At least one official with the FCC is not impressed by Verizon’s latest explanations of its Early Termination Fees (ETFs) and Mobile Web billing practices. Commissioner Mignon Clyburn released a statement (pdf) last night where she called Verizon’s explanation “unsatisfying” and “troubling,” and she closed with the fighting words, “I look forward to exploring this issue in greater depth with my colleagues in the New Year.”
The FCC asked Verizon to explain why it doubled the ETF for smartphone customers last month to $350, and why at month 23 of a 24-month contract the ETF is still a steep $120. The FCC also asked Verizon to respond to accusations that it deliberately charges customers who accidentally access mobile services via buttons that can’t be disabled or remapped.
Explaining the $350 ETF
Verizon’s response to the FCC was a 13-page letter (pdf) delivered on December 18th. On pages 8 and 9, Verizon explains the $350 figure in part by saying that the ETF doesn’t just cover the cost of subsidizing the phone. This is because smartphone customers are apparently more expensive to care for, what with their newtork requirements and technical support needs, so Verizon can’t afford dealing with them otherwise.
On page 10, Verizon justifies the surprisingly high end-of-contract ETF like this:
- most customers who terminate do so in the first year;
- no matter when a customer terminates a contract, Verizon loses more money than the ETF covers;
- based on those two points, Verizon would lose too much money if it evenly prorated the $350 ETF;
- so by unevenly prorating, Verizon can keep the initial ETF lower than it otherwise would be, but high enough over the life of the contract to adequately offset losses.
Of course, following this logic there’s no reason that Verizon couldn’t prorate disproportionately for the first half of the contract, then increase the monthly prorate amount siginificantly in the second half so that by month 23 a customer would only pay $15 or so. Verizon doesn’t discuss this in the letter.

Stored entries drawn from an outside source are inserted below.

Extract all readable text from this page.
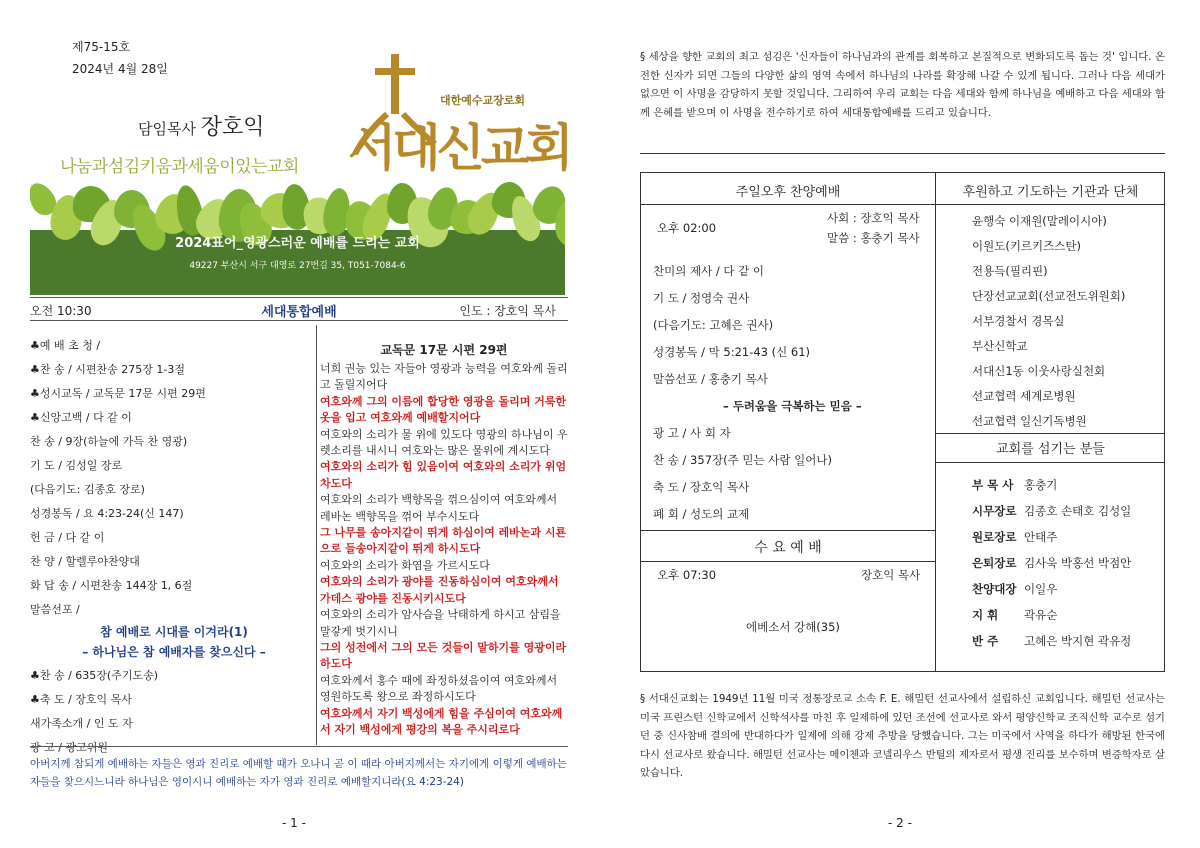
제75-15호
2024년 4월 28일
담임목사 장호익
나눔과섬김키움과세움이있는교회
대한예수교장로회
서대신교회
2024표어_영광스러운 예배를 드리는 교회
49227 부산시 서구 대영로 27번길 35, T051-7084-6
오전 10:30	세대통합예배	인도 : 장호익 목사
♣예 배 초 청 /
♣찬 송 / 시편찬송 275장 1-3절
♣성시교독 / 교독문 17문 시편 29편
♣신앙고백 / 다 같 이
찬 송 / 9장(하늘에 가득 찬 영광)
기 도 / 김성일 장로
(다음기도: 김종호 장로)
성경봉독 / 요 4:23-24(신 147)
헌 금 / 다 같 이
찬 양 / 할렐루야찬양대
화 답 송 / 시편찬송 144장 1, 6절
말씀선포 /
참 예배로 시대를 이겨라(1)
– 하나님은 참 예배자를 찾으신다 –
♣찬 송 / 635장(주기도송)
♣축 도 / 장호익 목사
새가족소개 / 인 도 자
광 고 / 광고위원
교독문 17문 시편 29편

너희 권능 있는 자들아 영광과 능력을 여호와께 돌리고 돌릴지어다

여호와께 그의 이름에 합당한 영광을 돌리며 거룩한 옷을 입고 여호와께 예배할지어다

여호와의 소리가 물 위에 있도다 영광의 하나님이 우렛소리를 내시니 여호와는 많은 물위에 계시도다

여호와의 소리가 힘 있음이여 여호와의 소리가 위엄차도다

여호와의 소리가 백향목을 꺾으심이여 여호와께서 레바논 백향목을 꺾어 부수시도다

그 나무를 송아지같이 뛰게 하심이여 레바논과 시룐으로 들송아지같이 뛰게 하시도다

여호와의 소리가 화염을 가르시도다

여호와의 소리가 광야를 진동하심이여 여호와께서 가데스 광야를 진동시키시도다

여호와의 소리가 암사슴을 낙태하게 하시고 삼림을 말갛게 벗기시니

그의 성전에서 그의 모든 것들이 말하기를 영광이라 하도다

여호와께서 홍수 때에 좌정하셨음이여 여호와께서 영원하도록 왕으로 좌정하시도다

여호와께서 자기 백성에게 힘을 주심이여 여호와께서 자기 백성에게 평강의 복을 주시리로다

아버지께 참되게 예배하는 자들은 영과 진리로 예배할 때가 오나니 곧 이 때라 아버지께서는 자기에게 이렇게 예배하는 자들을 찾으시느니라 하나님은 영이시니 예배하는 자가 영과 진리로 예배할지니라(요 4:23-24)
- 1 -
§ 세상을 향한 교회의 최고 섬김은 '신자들이 하나님과의 관계를 회복하고 본질적으로 변화되도록 돕는 것' 입니다. 온전한 신자가 되면 그들의 다양한 삶의 영역 속에서 하나님의 나라를 확장해 나갈 수 있게 됩니다. 그러나 다음 세대가 없으면 이 사명을 감당하지 못할 것입니다. 그리하여 우리 교회는 다음 세대와 함께 하나님을 예배하고 다음 세대와 함께 은혜를 받으며 이 사명을 전수하기로 하여 세대통합예배를 드리고 있습니다.
주일오후 찬양예배
오후 02:00
사회 : 장호익 목사
말씀 : 홍충기 목사
찬미의 제사 / 다 같 이
기 도 / 정영숙 권사
(다음기도: 고혜은 권사)
성경봉독 / 막 5:21-43 (신 61)
말씀선포 / 홍충기 목사
– 두려움을 극복하는 믿음 –
광 고 / 사 회 자
찬 송 / 357장(주 믿는 사람 일어나)
축 도 / 장호익 목사
폐 회 / 성도의 교제
수 요 예 배
오후 07:30	장호익 목사
에베소서 강해(35)
후원하고 기도하는 기관과 단체
윤행숙 이재원(말레이시아)
이원도(키르키즈스탄)
전용득(필리핀)
단장선교교회(선교전도위원회)
서부경찰서 경목실
부산신학교
서대신1동 이웃사랑실천회
선교협력 세계로병원
선교협력 일신기독병원
교회를 섬기는 분들
부 목 사 홍충기
시무장로 김종호 손태호 김성일
원로장로 안태주
은퇴장로 김사욱 박홍선 박점안
찬양대장 이일우
지 휘 곽유순
반 주 고혜은 박지현 곽유정
§ 서대신교회는 1949년 11월 미국 정통장로교 소속 F. E. 해밀턴 선교사에서 설립하신 교회입니다. 해밀턴 선교사는 미국 프린스턴 신학교에서 신학석사를 마친 후 일제하에 있던 조선에 선교사로 와서 평양신학교 조직신학 교수로 섬기던 중 신사참배 결의에 반대하다가 일제에 의해 강제 추방을 당했습니다. 그는 미국에서 사역을 하다가 해방된 한국에 다시 선교사로 왔습니다. 해밀턴 선교사는 메이첸과 코넬리우스 반틸의 제자로서 평생 진리를 보수하며 변증학자로 살았습니다.
- 2 -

Clyburn isn’t buying any of this. From her statement:
In particular, I am concerned about what appears to be a shifting and tenuous rationale for ETFs. No longer is the claim that ETFs are tied solely to the true cost of the wireless device; rather, they are now also used foot the bill for ‘advertising costs, commissions for sales personnel, and store costs.’ Consumers already pay high monthly fees for voice and data designed to cover the costs of doing business. So when they are assessed excessive penalties, especially when they are near the end of their contract term, it is hard for me to believe that the public interest is being well served.
My own theory is that, while everything Verizon wrote may be true, the real reason for the unbalanced prorating is that it ensures the ETF always remains higher than an average monthly bill, which makes it less appealing. Imagine if you were frustrated with Verizon at month 20 of a 24 month contract; if the ETF at that point was $65 instead of $160, you might be more willing to walk away from your contract. If Verizon prorated an even $15 per month instead of the $10 they now use, they might end up facing a lot more churn once the ETF drops below $100 or so.
What about that Mobile Web billing chicanery?
As for the accusations that Verizon is deliberately taking advantage of hardware and service limitations to slap people with $2 fees any time they press a certain button, the company denies it completely. On pages 11 and 12 of the letter, the company writes:
Usage fees are not charged when a customer simply launches the Internet browser and lands on the Verizon Wireless Mobile Web homepage, which is the default setting. … If the browsing session ends there without the customer navigating to another webpage, the customer will not incur charges for Mobile Web browsing.
Much like David Pogue earlier this week, Clyburn rejects this and says it doesn’t seem to match everyone else’s reality. From her statement last night:
I am also alarmed by the fact that many consumers have been charged phantom fees for inadvertently pressing a key on their phones thereby launching Verizon Wireless’s mobile Internet service. The company asserted in its response to the Bureau that it ‘does not charge users when the browser is launched,’ but recent press reports and consumer complaints strongly suggest otherwise.
And then she ended with that “see you in the new year, Verizon!” line, which means we can look forward to more questions about this ETF and Mobile Web stuff in the coming weeks.
Note: In its letter, Verizon also writes that you can block data access to your account for either all data or specifically Mobile Web, either through Customer Care, at the point of sale, or online, and that there is no charge for this service. The company also notes that its CSRs are instructed to issue refunds for “accidental” charges for Mobile Web access. If you find a bunch of $2 charges that you know are contrary to Verizon’s claims, perhaps you should contact Commissioner Mignon Clyburn to offer proof.